Just to illustrate the scale of our bias when it comes to names, Patrick McKenzie put together a list of 40 false beliefs about names.

When these false assumptions inform our design systems, and our patterns for asking people for names, we start to exclude people.

Sheryl Cababa, my guest in the final episode of Systems of Harm, had a personal example of this.

Sheryl is an author, a lecturer and chief design officer at substantial. She’s written a book called Closing the Loop, which teaches systems thinking for designers.

She told me that her children have a double-barrelled surname, but that the two parts of their name are separated by a space, not a hyphen. And she said that there has never been a single healthcare system or service that can handle that.

Every time Sheryl or her husband engage with a service that’s stored their children’s names, they have to try inputting various permutations of the name to land on the way that the system has stored it.

And Sheryl’s experience is in no way unusual.

There are hundreds and hundreds and hundreds of examples of this happening all over the internet. People are told, over and over again, that their name is not valid because it doesn’t confirm to a set of unaccommodating validation rules.

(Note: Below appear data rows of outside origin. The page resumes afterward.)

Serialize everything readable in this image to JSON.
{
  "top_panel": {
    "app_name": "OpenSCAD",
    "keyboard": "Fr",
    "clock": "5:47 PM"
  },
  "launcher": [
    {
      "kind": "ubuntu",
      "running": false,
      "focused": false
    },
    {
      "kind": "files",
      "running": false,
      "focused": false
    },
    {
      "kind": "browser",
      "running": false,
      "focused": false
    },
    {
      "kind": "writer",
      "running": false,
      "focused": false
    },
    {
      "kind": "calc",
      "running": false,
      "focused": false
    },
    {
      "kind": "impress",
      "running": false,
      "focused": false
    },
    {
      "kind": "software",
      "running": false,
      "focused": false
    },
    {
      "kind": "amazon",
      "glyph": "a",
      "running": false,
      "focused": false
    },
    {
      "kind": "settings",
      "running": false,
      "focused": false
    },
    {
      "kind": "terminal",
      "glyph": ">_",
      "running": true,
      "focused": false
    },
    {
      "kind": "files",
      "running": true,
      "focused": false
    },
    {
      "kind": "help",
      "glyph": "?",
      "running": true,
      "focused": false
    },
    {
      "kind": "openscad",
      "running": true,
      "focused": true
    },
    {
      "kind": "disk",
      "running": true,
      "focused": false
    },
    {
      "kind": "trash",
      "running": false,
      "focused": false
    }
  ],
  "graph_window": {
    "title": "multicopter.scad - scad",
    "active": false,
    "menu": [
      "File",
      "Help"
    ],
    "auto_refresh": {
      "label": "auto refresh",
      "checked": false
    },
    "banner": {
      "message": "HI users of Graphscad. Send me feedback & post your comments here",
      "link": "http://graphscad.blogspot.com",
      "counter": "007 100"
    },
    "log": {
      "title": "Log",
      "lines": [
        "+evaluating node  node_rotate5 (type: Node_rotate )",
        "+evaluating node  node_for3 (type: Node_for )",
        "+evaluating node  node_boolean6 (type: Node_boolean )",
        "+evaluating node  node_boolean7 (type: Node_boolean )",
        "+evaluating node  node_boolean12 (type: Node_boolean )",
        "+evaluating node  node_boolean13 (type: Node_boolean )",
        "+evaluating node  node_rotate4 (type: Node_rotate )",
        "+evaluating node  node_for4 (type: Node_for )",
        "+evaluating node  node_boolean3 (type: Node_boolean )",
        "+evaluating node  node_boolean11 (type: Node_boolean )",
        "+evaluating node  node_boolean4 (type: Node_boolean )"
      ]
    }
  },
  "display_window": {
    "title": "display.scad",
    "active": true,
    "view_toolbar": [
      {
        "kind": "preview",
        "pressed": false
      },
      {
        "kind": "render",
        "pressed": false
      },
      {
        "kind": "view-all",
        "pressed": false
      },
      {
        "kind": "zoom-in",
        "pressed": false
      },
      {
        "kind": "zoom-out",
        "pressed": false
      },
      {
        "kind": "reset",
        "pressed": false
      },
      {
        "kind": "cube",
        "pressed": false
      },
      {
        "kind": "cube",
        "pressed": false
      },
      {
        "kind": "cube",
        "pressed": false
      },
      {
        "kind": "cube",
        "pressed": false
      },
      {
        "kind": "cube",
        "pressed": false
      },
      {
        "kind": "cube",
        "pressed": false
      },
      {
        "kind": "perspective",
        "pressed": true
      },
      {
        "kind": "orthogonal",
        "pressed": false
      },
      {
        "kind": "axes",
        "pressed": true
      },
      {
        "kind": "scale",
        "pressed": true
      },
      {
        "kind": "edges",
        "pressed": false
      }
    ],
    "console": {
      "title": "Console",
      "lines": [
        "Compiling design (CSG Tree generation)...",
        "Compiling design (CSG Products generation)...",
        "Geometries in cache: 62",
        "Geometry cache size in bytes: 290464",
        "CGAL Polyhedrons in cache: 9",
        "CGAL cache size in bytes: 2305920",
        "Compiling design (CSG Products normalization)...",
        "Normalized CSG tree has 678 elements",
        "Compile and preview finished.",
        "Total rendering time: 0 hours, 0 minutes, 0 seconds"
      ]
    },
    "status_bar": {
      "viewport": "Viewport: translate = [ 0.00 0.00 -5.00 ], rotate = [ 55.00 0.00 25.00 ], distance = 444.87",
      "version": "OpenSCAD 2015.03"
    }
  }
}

A collection of screenshots showing error messages on name fields.

When I was collecting these examples from Twitter - I noticed a repeating comment people used over and over and over when they shared these screenshots:

This is the story of my life.

When this happens to people again and again and again, we’re giving them a clear message: this is not for you.

We become authors in that story of exclusion.

I’ve only touched on two examples here: gender and names, but the reality is that our design systems cover much more.

And when we don’t design for the full human spectrum of identities and characteristics and circumstances and experiences that our design system needs to serve, we don’t just exclude people, we erase them.

We have to be willing to engage with the full complexity of the human experience in order to build design systems that can effectively start to counter systemic harm.

We have a duty to build inclusive design systems

Thinking about how our design systems perpetuate harm is not a distraction from the work, it is the work.

Building an inclusive design system will make things harder and slow you down. There are no silver bullets here because part of building an inclusive system is reducing our speed to understand our impact.

Nothing I’ve shared today is a quick fix, but it’s a direction of travel.

It’s important that we balance the conversation around design systems and spend at least as much time talking about human impact as we do about the mechanics of our design systems.

We can choose to create inclusive design systems that put people at their heart. Even if it slows us down, we must do it anyway.